At the same time the yield on the Italian 2-year bond shot up to its highest yield in five years. The spread relative to German bonds reached its widest gap in four years. A week ago it still traded at negative yields. One might expect that a proposal of such drastic measures as issuing an alternative currency would reflect more strongly on the Italian bonds, for the yield settled around 2%. The negative interest yield was made possible by the ECB undertaking its own quantitative easing, buying government and corporate bonds in large quantities, effectively disabling the markets’ proper price discovery. Institutions obliged to buy these bonds paid a price for the ECB’s measures.

However, rising turmoil and uncertainty in the Italian political sphere may also cause rising bond spreads in the days to come as the Italian president vetoes the new government’s choice for the minister of finance. New elections are not excluded as tensions and uncertainty grow.

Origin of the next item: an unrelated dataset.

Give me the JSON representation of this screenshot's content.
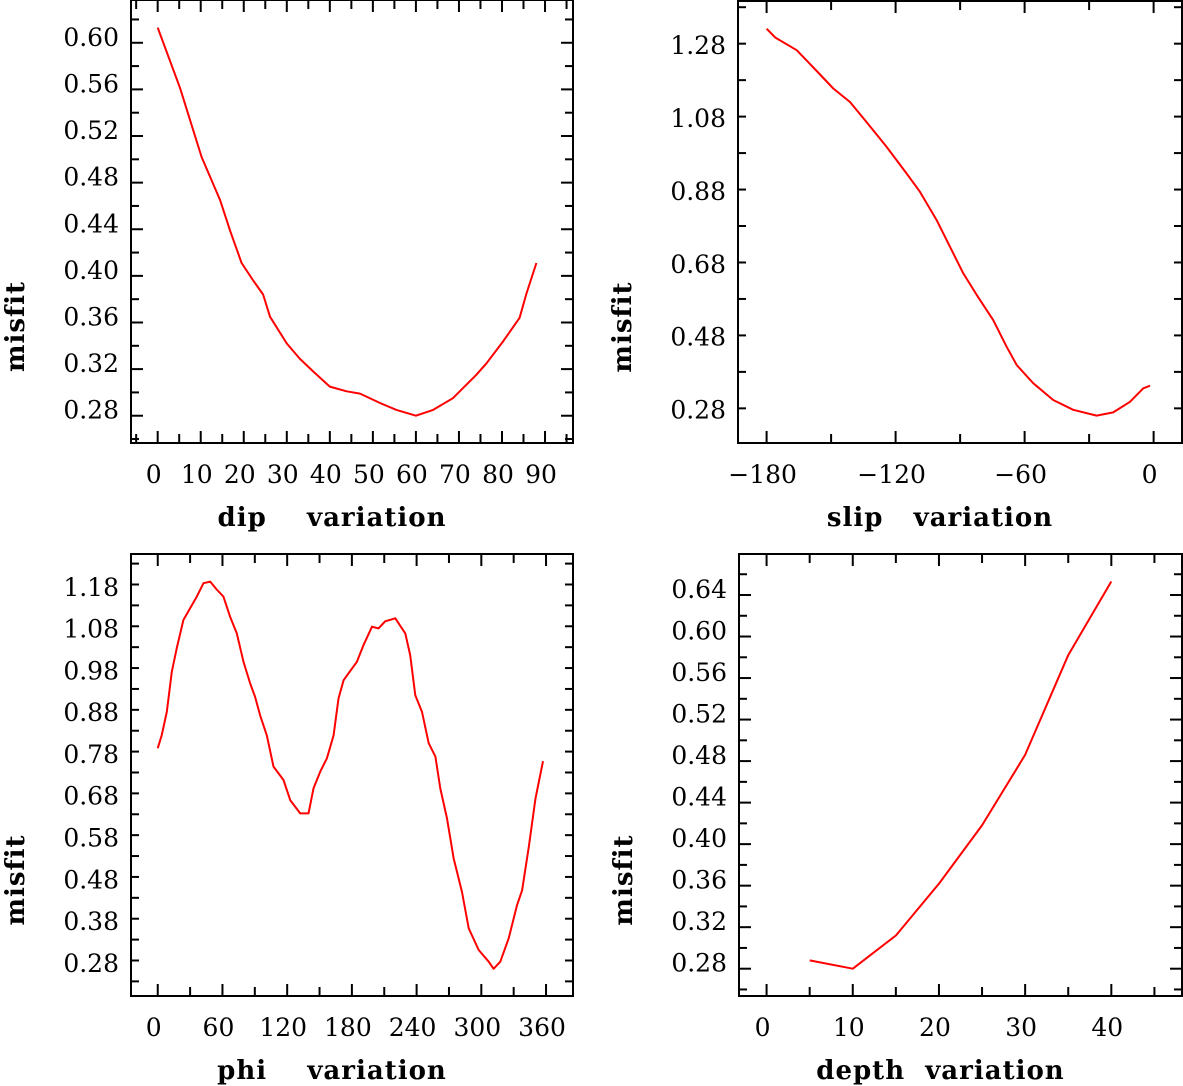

The Italian government with a history of competitive currency devaluations has been without this monetary measure since the adoption of euro. Without the devaluation option they can try to bring down costs, an option usually hugely unpopular with the population. This is why the new coalition government has proposed a parallel currency acting as short-term IOUs and a debt write-off to lessen the country’s gargantuan debt. The question is would they be prepared to go as far as pulling out of the Eurozone? This is a thought that might keep many investors on their toes. Or will we see a reiteration of the Greek story with the government making a U-turn after negotiations in Brussels?

The Euro remains a currency of one monetary policy coupled with different fiscal policies in different countries which makes it unique and not totally unlike the gold standard. Tensions within the Eurozone imbue the euro with risk that no other major currency has. The flip side of the risk mitigation policies are the negative yield bonds of the countries with massive deficits and an underperforming banking sector. With prolonged periods of negative yield we could expect institutional investors such as pension funds and life insurers, traditional bond buyers, to start turning to other instruments such as corporate bond ETFs.